Current computer use agents (CUAs) operate as single serial agents, which is suboptimal for complex, long-horizon tasks that could benefit from decomposition and parallel execution. In a new arXiv paper, researchers from CMU argue for a paradigm shift toward Multi-Agent Computer Use (MACU). They propose a manager model that decomposes a high-level computer use task into a directed acyclic graph (DAG) of subtasks. The manager dispatches parallel CUA subagents to execute ready nodes simultaneously, while continuously revising the DAG—adding, canceling, or rewriting nodes—as new findings arrive from subagents. This design explicitly handles partial observability: information that downstream agents cannot re-observe is retained and passed forward through the manager and DAG structure.

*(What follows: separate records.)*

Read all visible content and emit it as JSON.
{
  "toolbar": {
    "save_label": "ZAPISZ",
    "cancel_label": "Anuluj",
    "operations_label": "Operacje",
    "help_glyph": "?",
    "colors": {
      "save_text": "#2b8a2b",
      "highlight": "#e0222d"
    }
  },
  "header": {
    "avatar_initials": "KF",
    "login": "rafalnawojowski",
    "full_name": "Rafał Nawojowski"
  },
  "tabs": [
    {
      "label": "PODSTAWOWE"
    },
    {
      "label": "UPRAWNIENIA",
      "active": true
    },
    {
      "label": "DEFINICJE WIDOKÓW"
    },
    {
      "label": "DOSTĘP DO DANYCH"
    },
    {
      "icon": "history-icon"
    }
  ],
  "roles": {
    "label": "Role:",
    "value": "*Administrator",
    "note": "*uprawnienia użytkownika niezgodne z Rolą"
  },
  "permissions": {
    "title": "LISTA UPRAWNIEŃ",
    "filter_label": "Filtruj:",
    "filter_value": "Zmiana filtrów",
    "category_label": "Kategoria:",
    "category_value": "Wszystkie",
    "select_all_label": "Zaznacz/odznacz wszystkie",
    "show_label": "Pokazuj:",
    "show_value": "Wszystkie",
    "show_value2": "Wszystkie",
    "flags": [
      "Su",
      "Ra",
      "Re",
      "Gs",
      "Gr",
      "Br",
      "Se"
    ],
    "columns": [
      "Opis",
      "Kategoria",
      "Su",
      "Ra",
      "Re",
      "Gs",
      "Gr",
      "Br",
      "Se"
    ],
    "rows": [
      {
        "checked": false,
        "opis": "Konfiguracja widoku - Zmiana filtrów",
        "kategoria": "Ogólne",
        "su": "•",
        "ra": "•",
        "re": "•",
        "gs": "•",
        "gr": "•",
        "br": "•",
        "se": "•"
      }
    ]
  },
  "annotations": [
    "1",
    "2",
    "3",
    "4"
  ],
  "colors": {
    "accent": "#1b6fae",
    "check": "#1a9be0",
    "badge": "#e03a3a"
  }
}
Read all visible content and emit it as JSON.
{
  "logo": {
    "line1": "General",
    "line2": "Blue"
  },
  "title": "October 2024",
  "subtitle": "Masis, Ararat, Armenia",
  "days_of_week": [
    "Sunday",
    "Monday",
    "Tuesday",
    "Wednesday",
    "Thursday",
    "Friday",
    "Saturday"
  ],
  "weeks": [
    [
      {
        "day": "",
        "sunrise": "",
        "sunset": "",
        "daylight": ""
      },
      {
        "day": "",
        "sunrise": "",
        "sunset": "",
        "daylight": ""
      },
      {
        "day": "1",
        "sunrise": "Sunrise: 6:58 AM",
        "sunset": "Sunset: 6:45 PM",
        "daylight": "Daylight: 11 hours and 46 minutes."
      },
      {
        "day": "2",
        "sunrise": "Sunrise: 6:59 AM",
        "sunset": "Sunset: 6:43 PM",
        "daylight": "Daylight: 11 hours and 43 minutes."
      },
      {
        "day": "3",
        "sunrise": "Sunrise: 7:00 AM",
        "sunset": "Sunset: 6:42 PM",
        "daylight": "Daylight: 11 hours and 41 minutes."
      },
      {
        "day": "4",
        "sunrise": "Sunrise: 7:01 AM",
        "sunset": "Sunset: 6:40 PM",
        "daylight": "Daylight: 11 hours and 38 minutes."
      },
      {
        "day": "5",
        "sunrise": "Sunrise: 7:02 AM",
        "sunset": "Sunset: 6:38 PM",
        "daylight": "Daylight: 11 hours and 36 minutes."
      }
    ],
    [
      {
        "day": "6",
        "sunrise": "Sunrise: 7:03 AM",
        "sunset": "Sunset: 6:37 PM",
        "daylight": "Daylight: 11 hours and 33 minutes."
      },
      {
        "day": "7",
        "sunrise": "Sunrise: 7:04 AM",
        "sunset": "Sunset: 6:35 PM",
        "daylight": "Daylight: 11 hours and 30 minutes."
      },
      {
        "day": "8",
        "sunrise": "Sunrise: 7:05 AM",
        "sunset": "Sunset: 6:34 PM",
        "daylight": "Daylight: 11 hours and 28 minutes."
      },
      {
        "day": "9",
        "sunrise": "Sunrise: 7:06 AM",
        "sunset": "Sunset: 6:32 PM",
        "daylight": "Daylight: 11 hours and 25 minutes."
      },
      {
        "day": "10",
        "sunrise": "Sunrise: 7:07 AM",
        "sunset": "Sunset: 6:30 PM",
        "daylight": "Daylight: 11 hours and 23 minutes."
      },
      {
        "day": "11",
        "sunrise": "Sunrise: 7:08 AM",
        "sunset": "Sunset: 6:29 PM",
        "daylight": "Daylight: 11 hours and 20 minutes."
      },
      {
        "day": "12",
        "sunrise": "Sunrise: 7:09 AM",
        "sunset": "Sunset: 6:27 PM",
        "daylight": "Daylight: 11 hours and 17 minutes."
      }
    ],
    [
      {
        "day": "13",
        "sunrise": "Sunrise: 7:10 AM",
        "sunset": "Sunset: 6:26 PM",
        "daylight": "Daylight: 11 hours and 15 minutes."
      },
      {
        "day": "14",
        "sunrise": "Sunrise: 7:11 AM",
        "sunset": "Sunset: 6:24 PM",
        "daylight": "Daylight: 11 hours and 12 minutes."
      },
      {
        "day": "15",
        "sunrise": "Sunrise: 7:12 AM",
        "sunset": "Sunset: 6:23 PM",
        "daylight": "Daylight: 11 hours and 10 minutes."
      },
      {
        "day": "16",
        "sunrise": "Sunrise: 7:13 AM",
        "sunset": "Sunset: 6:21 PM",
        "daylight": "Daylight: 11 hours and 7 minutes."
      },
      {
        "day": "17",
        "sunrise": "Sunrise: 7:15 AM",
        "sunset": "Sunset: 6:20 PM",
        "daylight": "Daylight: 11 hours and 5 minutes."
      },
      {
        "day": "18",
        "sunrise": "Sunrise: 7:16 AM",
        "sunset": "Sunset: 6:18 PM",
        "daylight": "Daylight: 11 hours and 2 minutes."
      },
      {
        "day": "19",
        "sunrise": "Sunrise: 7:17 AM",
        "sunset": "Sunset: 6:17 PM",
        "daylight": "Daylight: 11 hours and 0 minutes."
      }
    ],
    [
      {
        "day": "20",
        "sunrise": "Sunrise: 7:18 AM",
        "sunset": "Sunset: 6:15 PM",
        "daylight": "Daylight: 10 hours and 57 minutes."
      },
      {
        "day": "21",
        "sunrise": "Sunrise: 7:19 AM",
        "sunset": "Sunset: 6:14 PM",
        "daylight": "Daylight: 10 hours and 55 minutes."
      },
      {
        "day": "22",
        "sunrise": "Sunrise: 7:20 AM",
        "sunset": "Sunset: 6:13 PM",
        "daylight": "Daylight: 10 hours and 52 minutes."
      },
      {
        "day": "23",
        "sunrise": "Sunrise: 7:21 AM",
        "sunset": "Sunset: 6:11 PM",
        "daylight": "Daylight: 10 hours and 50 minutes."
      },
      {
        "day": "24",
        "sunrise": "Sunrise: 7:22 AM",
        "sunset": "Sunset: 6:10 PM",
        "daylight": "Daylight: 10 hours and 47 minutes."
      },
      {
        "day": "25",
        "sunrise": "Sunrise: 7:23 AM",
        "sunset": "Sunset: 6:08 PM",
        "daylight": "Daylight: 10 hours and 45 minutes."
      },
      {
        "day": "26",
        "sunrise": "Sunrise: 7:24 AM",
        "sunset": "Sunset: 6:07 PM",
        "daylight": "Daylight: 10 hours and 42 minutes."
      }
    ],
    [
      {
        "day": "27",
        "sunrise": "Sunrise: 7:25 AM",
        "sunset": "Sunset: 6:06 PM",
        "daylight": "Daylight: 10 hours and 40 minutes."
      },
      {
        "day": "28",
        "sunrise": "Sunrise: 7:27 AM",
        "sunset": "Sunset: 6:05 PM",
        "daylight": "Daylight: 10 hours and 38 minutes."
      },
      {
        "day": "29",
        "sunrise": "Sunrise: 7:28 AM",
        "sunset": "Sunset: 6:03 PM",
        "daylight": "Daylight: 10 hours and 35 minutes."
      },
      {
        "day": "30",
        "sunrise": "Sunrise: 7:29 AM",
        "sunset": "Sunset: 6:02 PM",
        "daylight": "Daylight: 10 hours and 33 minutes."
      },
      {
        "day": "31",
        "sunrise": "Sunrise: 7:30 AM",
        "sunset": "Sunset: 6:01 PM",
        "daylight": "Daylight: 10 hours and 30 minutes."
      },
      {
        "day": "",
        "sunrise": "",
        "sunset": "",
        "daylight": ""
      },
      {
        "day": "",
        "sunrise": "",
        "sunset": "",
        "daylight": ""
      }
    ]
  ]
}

Empirically, MACU consistently outperforms strong single-agent baselines by 3.4–25.5% across four diverse benchmarks: OSWorld (desktop control), Online-Mind2Web, WebTailBench, and Odysseys (long-horizon web navigation). On Odysseys, MACU improves average task completion wall-clock time by approximately 1.5×, demonstrating that multi-agent coordination can accelerate traditionally slow CUA pipelines. The system also exhibits more favorable test-time scaling. The researchers release all code and interactive visualizations, positioning MACU as a promising axis for scaling computer use agents to work productively for longer and more effectively.